Bringing reds and blues together: the need for compulsory service


Human beings are highly cooperative creatures. Our willingness to cooperate is the basis upon which our survival is built. We see precursors of this behavior in monkeys, as Marc Hauser reports on the behavior of rhesus monkeys on an island off Puerto Rico. When a foraging monkey finds food, it calls out to the other to share the find. Only this way can the troop survive. So too, only by cooperating with others does the human race survive.

Sharing and cooperation is relatively easy to come by in close circles. Small groups get our love and compassion, philosopher David Hume said. You see the endangered child, know the infirmed woman, encounter the frail elderly.
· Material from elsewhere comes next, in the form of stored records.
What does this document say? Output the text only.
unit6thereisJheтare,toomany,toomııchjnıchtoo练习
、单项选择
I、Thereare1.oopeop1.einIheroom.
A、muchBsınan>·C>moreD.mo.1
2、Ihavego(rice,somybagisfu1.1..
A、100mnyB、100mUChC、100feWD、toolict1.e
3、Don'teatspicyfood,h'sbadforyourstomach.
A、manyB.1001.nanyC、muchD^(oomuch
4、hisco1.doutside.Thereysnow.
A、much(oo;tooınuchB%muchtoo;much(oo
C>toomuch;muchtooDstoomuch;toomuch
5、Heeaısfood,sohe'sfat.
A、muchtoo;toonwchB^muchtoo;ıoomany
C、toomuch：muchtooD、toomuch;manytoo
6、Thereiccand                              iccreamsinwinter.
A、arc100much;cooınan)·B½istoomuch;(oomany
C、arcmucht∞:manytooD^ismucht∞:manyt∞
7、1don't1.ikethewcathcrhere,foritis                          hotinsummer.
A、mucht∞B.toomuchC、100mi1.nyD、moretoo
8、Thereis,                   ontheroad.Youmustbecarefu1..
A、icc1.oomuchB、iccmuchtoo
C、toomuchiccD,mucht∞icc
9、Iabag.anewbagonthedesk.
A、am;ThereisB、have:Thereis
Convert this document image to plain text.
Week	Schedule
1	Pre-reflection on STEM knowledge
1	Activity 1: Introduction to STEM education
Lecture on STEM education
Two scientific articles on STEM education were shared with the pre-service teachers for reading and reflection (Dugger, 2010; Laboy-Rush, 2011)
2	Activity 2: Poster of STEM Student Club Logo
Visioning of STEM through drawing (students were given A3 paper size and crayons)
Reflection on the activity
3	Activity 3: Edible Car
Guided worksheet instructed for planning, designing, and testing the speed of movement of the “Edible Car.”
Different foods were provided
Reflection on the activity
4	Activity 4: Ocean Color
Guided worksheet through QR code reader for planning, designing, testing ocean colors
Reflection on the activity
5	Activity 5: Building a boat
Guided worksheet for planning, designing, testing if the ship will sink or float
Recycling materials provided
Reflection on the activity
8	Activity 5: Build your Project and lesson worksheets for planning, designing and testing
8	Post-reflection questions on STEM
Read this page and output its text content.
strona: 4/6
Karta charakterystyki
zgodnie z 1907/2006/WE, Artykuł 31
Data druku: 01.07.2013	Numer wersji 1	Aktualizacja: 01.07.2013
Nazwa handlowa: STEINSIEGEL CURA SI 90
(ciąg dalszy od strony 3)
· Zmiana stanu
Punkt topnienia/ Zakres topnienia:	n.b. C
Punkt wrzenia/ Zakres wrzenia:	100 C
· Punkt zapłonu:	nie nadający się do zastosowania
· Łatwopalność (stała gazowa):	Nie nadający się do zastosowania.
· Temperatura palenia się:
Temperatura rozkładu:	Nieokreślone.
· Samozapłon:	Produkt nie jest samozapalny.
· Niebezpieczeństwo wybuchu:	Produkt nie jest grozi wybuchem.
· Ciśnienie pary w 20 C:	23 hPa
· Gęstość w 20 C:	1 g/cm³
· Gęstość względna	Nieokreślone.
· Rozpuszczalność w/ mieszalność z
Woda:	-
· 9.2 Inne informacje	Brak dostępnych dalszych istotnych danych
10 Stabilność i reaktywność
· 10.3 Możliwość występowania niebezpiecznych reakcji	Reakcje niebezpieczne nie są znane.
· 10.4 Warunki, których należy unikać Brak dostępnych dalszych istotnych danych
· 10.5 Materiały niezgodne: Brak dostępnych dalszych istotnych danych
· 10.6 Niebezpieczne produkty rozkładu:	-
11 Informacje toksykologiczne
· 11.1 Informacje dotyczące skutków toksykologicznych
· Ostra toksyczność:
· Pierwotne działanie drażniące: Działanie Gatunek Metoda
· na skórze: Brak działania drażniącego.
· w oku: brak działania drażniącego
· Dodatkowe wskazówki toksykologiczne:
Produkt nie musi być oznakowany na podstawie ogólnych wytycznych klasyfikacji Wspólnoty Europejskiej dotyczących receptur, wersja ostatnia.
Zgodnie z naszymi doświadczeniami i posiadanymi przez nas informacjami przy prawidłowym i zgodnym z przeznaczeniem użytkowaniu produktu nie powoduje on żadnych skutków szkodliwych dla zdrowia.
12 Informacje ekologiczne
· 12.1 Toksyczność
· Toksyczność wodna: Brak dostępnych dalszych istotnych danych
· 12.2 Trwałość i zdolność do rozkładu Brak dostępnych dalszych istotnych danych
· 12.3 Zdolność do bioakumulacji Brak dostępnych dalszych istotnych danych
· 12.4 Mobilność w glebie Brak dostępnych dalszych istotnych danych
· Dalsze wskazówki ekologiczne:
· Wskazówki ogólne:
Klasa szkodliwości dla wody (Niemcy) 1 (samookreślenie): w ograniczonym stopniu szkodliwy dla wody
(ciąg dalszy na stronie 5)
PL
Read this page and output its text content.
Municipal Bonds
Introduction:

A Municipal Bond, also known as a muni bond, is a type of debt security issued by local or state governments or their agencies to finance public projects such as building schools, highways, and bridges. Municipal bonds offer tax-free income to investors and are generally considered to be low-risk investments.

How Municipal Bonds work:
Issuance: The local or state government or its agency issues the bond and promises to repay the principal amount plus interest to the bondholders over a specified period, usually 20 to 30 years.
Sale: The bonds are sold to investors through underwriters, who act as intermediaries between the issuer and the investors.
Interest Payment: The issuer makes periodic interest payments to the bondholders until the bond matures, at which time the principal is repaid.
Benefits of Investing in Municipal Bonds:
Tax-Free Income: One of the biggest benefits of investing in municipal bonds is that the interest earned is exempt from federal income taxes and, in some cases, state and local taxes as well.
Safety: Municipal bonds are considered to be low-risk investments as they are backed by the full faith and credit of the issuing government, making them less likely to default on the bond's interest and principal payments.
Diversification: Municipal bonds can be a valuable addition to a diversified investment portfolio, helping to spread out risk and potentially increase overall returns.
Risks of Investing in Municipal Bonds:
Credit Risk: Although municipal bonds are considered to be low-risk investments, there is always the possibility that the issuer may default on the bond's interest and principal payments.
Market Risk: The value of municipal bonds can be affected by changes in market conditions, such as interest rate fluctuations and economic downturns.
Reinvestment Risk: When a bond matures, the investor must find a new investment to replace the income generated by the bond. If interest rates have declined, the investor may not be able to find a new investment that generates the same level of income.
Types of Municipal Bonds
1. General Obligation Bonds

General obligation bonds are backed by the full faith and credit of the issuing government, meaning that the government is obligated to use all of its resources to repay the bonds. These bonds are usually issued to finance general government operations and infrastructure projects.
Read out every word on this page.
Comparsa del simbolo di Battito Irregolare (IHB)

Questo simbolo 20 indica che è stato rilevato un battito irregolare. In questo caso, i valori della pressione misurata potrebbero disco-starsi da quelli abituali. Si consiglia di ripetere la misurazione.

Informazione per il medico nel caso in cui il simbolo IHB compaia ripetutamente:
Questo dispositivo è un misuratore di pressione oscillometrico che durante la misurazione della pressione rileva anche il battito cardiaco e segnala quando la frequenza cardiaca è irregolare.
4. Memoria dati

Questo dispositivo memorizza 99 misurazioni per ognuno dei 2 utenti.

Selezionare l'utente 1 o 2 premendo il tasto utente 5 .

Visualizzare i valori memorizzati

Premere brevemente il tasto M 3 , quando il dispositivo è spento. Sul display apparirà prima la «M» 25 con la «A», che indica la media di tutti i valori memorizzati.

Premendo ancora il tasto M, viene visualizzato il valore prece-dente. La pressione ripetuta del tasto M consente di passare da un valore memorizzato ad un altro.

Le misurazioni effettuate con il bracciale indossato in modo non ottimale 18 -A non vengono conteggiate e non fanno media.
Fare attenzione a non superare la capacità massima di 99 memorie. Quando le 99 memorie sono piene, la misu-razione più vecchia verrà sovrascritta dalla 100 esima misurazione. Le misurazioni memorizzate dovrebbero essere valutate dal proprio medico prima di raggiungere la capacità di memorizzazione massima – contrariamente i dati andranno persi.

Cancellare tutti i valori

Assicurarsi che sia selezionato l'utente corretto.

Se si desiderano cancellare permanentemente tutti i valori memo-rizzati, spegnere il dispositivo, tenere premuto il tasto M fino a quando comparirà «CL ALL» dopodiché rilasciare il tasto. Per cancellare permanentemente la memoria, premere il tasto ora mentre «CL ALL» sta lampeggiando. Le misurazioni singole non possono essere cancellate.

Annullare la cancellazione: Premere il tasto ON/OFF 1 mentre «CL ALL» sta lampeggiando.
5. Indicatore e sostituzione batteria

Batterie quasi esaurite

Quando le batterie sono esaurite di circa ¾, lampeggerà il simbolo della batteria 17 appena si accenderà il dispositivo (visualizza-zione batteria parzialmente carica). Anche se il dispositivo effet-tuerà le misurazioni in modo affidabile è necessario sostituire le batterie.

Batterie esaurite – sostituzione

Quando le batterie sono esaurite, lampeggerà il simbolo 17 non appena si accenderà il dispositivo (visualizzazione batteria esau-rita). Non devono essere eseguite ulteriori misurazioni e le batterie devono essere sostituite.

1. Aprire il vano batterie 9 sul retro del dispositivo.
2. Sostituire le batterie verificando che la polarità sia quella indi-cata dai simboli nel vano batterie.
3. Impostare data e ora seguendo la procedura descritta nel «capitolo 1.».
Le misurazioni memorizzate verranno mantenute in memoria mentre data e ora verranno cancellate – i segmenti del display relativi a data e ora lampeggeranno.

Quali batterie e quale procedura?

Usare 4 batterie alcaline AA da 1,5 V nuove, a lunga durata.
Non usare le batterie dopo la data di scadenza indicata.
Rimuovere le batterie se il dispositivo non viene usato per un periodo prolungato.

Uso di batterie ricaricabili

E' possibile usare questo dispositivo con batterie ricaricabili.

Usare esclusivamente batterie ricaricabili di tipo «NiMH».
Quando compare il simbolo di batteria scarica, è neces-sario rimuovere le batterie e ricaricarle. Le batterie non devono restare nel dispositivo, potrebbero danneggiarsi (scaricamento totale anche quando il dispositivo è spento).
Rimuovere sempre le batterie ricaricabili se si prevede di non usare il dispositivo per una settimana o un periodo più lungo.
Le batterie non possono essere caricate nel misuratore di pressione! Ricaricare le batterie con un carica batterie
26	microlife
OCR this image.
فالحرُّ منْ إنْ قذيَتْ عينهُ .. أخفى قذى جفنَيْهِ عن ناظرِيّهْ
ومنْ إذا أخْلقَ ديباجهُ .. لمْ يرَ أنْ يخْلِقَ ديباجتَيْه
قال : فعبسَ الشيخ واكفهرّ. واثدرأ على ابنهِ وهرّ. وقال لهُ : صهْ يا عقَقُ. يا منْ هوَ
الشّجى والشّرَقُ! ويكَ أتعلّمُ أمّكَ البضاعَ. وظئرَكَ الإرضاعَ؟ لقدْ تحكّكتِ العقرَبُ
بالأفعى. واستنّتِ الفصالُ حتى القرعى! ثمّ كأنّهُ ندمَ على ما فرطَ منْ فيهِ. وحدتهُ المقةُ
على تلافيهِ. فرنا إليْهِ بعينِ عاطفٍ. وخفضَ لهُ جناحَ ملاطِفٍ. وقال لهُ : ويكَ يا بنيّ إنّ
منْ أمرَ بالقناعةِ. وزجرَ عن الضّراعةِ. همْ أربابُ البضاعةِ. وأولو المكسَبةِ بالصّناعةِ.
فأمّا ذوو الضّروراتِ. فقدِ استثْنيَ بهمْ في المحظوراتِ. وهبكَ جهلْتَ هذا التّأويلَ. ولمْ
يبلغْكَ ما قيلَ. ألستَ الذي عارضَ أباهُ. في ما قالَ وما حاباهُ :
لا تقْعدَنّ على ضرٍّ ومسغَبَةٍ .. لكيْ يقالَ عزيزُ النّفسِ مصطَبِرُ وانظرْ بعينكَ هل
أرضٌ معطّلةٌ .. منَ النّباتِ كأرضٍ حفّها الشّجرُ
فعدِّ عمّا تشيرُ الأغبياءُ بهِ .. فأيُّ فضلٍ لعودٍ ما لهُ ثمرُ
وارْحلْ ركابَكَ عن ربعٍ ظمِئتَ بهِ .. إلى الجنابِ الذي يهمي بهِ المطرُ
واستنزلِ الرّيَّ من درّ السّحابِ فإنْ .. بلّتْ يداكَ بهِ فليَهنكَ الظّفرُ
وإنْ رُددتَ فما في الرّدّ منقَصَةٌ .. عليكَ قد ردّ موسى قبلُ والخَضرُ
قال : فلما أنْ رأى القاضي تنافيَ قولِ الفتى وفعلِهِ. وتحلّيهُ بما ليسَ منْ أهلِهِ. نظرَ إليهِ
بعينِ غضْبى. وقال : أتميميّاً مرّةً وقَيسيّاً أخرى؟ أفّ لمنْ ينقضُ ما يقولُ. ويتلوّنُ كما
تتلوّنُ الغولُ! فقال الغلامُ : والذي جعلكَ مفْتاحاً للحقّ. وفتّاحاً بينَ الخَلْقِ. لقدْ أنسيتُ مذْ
As a social and parochial creature, Hume continues, people naturally prefer their own group and act selfishly toward strangers. In small groups, empathy and cooperation go hand-in-hand, but cooperation isn’t possible in large groups, Hume said, based on his observations of history and politics.

Ernst Fehr, Director of the Priority Research Program on the Foundation of Human Social Behavior at the University of Zurich, supports Hume’s conclusion. He finds, from his many studies, that cooperation is common in groups of ten but not likely to arise spontaneously in larger groups.

How then do you get large groups, such as a country, to cooperate? Traditionally, countries were held together through fear of swift and severe punishment. Since the Enlightenment and particularly in democratic societies, other methods have generally been preferred. One way is to create common symbols and ceremonies, which get reinforced through songs, holidays and common experiences.

The United States is at a political and moral impasse not for lack of national symbols—we have many of those—but because they aren’t reinforced through common experience. Those holding different contrasting values seldom interact with one another, so the understanding of the symbols is different. Same flag, same holiday, different meaning.

With the advent of cable television and the Internet, people tend to read, listen to and watch those whose opinions they already share. And so the gap grows wider.

Let me return to monkeys for a moment. Jules Masserman and his colleagues studied whether rhesus monkeys would forgo food if they knew that by securing the food another monkey would suffer an electric shock. Douglas Allchin writes, “In many cases monkeys prolonged their hunger rather than administer the painful stimulus. One monkey refrained from eating under such circumstances for twelve days. Extended investigation showed that: (a) self-starvation was more likely in animals that themselves had experienced electroshock as a subject; (b) sacrificial behavior was not biased toward members of higher dominance rank; (c) ‘altruistic’ behavior was stronger for cage mates (though not statistically significant); and (d) visual contact even without auditory cues was apparently sufficient to induce the response.”

Perhaps it is a step too far, but what this says to me is that the way to bring our country together is by having citizens with different points of views and experiences interact with one another directly in a sustained way. This can be accomplished by creating a program of national service, where everyone, upon high school graduation, must serve for a year away in another part of the country or overseas. There could be options for the military, community service, and physical labor.

For me the great disappoint of the Obama administration is that it didn’t follow through on the call for collective sacrifice. Three years ago I found my students receptive to the call to rise above themselves and serve the common good. But the impulse to help, the desire to be of use was never tapped; they never were called upon to serve and sacrifice.

But something seems to be stirring. The tea party movement and those occupying Wall Street are filling the void left by traditional politics. Unfortunately, neither group is talking to the other but rather makes assumptions that are often mistaken and condescending. They are, as the saying goes, preaching to the choir.

National service holds out the hope of blurring the lines between the reds and the blues, conservatives and liberals, theists and non-believers. When you work side-by-side, when you really listen to another’s fears and aspirations, when you get to know something about another’s values and histories, you are more likely to see them as human beings much like yourself. And then, like the monkeys in the Masserman study, maybe, just maybe, we can stop shocking one another.